MONTREAL (Reuters) - Canada’s Transportation Safety Board urged the country’s regulator on Wednesday to update rules for training railway employees after an investigation into the 2016 case of a Toronto runaway train found employees lacked the know-how to stop it.
Transport Canada needs to modernize the 1987 rules used for training employees like conductors, who operate freight trains using new technologies, TSB board member Faye Ackermans said.
“This investigation identified gaps between what is mandated by the regulations and what is required for some employees to do the job safely,” Ackermans told reporters in Toronto.
“Transport Canada has been promising a regulatory update for years, as far back as 2003. Now is the time for action,” she said.
The TSB’s recommendation on Wednesday to Transport Canada followed efforts between 2003 and 2009 that did not result in new rules for training because the 1987 regulations were never rescinded, Ackermans told Reuters on Wednesday.
Transport Canada spokeswoman Annie Joannette said in an email that the regulator was “looking at ways to strengthen the railway employee qualification and training regime to reflect changes in an evolving railway industry.” Transport Canada will respond to the TSB, as required, within 90 days.
Incidents of uncontrolled train movements in Canada have risen 10 percent, on average, over the last five years, since the 2013 explosion of a runaway train carrying crude that killed 47 people in the town of Lac Megantic, Quebec.

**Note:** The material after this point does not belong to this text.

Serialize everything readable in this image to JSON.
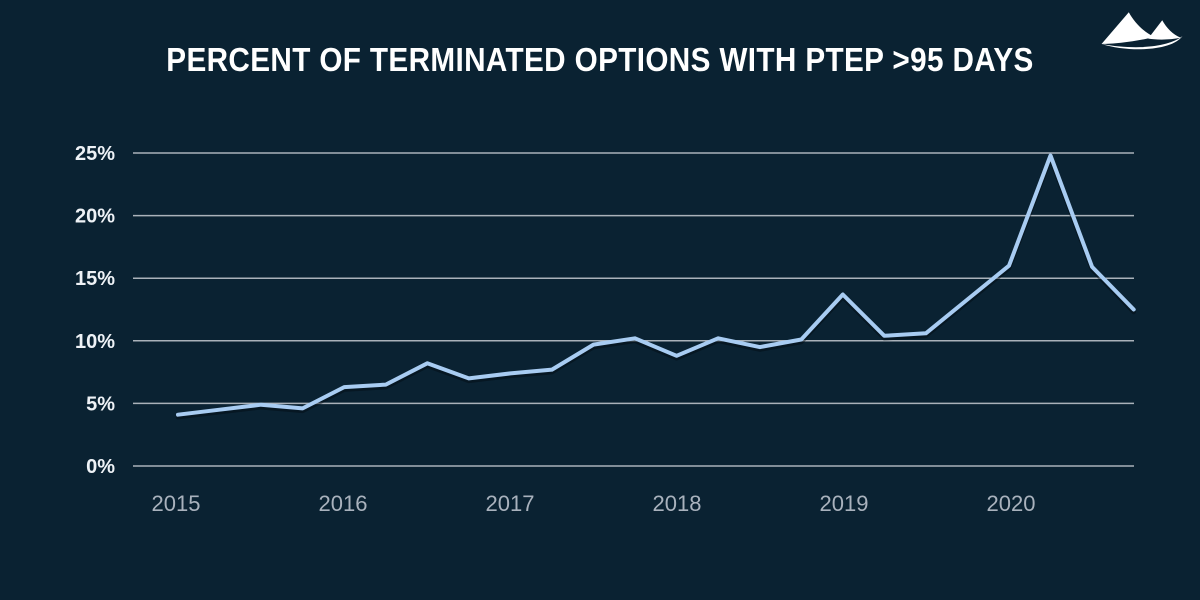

While the majority of incidents involving uncontrolled trains take place in railyards, they are a concern for the TSB.
“The (issue of uncontrolled movements) is not going away,” Rob Johnston, manager, railway investigations at the TSB, said in an interview. “They are low-frequency, but high-risk events.”
In the 2016 incident, two conductors were trying to move a 9,000 ton train with 74 freight cars from a switching yard to a nearby industrial yard just north of Canada’s largest city Toronto. The train ran uncontrolled for about 3 miles (4.8 km) and reached almost 30 mph (48 kph) before stopping on its own without causing injuries or releasing dangerous cargo.